Personal Strength and Deeper Relationships: People aren’t complex. Relationships between people are complex. It takes strength. It takes courage to be willing to do the work, to take a beat, to create space, to speak hard truths. Whether this is an intimate relationship or an agape relationship, it requires incredible strength to allow yourself to be changed and altered by letting people in.

Personal Strength and Appreciation for Life: Appreciation for life isn’t just gratitude. It’s about reconsideration—a refocusing of priorities that you have in your life. And that takes great strength. Because what you’re doing is letting go of what is certain, letting go of what you’ve known, and starting to reflect upon the choices and the things that matter. And I think about my life. I think about how I valued money, power, respect above all. I think about the role that material things played in making me feel like I was better than I was when I was really struggling. And I let all of that stuff go because I realized it was false. But that is an act of incredible strength and incredible courage—to be willing to let go of all that certainty without knowing where any sense of fulfillment or validation is going to come from.

And then we have Personal Strength and Spiritual and Existential Change: By now, you know I love Joseph Campbell’s work.
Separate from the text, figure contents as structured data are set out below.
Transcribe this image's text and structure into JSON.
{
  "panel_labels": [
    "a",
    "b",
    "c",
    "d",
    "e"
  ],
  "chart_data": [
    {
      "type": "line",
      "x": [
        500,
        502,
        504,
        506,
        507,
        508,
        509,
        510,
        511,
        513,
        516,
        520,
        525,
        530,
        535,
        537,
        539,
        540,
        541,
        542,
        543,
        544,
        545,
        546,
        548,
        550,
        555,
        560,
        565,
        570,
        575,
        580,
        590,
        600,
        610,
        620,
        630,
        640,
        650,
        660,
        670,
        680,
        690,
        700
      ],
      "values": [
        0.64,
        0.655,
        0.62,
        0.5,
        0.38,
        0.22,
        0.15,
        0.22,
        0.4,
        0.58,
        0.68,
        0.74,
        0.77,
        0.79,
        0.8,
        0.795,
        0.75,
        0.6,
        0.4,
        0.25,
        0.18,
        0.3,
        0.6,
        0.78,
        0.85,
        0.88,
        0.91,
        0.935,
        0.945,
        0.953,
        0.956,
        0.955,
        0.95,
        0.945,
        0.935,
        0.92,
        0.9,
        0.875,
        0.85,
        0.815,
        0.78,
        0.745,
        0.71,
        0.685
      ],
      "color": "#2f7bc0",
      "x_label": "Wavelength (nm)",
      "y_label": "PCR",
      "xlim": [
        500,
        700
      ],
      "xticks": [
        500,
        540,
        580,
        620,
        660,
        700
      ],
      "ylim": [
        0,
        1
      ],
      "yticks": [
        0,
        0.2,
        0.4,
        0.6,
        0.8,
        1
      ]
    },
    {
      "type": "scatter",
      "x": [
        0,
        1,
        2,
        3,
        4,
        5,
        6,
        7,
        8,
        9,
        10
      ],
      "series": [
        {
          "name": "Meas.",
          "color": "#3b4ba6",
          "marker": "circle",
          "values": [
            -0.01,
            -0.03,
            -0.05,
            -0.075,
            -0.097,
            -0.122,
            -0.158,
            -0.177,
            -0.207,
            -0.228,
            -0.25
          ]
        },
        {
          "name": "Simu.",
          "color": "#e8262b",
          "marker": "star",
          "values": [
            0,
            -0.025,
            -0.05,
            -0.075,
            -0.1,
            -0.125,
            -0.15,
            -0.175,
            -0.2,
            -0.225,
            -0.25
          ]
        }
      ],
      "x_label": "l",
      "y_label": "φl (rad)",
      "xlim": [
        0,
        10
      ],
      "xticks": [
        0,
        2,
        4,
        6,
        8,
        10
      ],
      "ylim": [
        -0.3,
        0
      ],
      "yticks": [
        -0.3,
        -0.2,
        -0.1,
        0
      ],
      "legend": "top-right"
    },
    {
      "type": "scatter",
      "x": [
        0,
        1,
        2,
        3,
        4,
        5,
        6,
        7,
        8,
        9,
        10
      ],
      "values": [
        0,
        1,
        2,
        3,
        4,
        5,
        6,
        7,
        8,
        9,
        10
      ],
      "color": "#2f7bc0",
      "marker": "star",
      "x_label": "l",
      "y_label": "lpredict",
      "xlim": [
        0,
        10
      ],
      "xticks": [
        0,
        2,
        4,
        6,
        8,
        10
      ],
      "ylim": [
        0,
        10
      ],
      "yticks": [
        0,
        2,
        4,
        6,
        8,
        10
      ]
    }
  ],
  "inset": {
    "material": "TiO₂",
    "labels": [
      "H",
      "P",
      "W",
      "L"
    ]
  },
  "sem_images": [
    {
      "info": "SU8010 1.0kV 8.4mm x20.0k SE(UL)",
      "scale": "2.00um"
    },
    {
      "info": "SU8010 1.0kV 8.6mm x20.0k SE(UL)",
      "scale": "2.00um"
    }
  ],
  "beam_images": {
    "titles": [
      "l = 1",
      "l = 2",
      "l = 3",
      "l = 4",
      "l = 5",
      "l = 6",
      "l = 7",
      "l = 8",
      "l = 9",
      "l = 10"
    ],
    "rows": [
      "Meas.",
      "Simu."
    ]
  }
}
And I’ve shared one of his quotes many times: “The cave you fear to enter holds the treasure you seek.” The cave is in here. That deep sense of meaning and purpose and truth is deep within you. And I think about Yeats, the poet, who said it takes more courage to explore the dark corners of one’s own soul than it does to be a soldier on the battlefield. And so that idea of strength and courage—these are critical elements to walk this journey up that hill, up that mountain of growth and struggle that we talked about.

So I want you to reflect on three questions:

First: What past experience demonstrates to you that you have the capacity and capability to develop personal strength?

The second: What skills, strengths, and abilities do you possess to best equip you to develop personal strength?

And the third: What does your life look like—and who are you—when you are developing personal strength?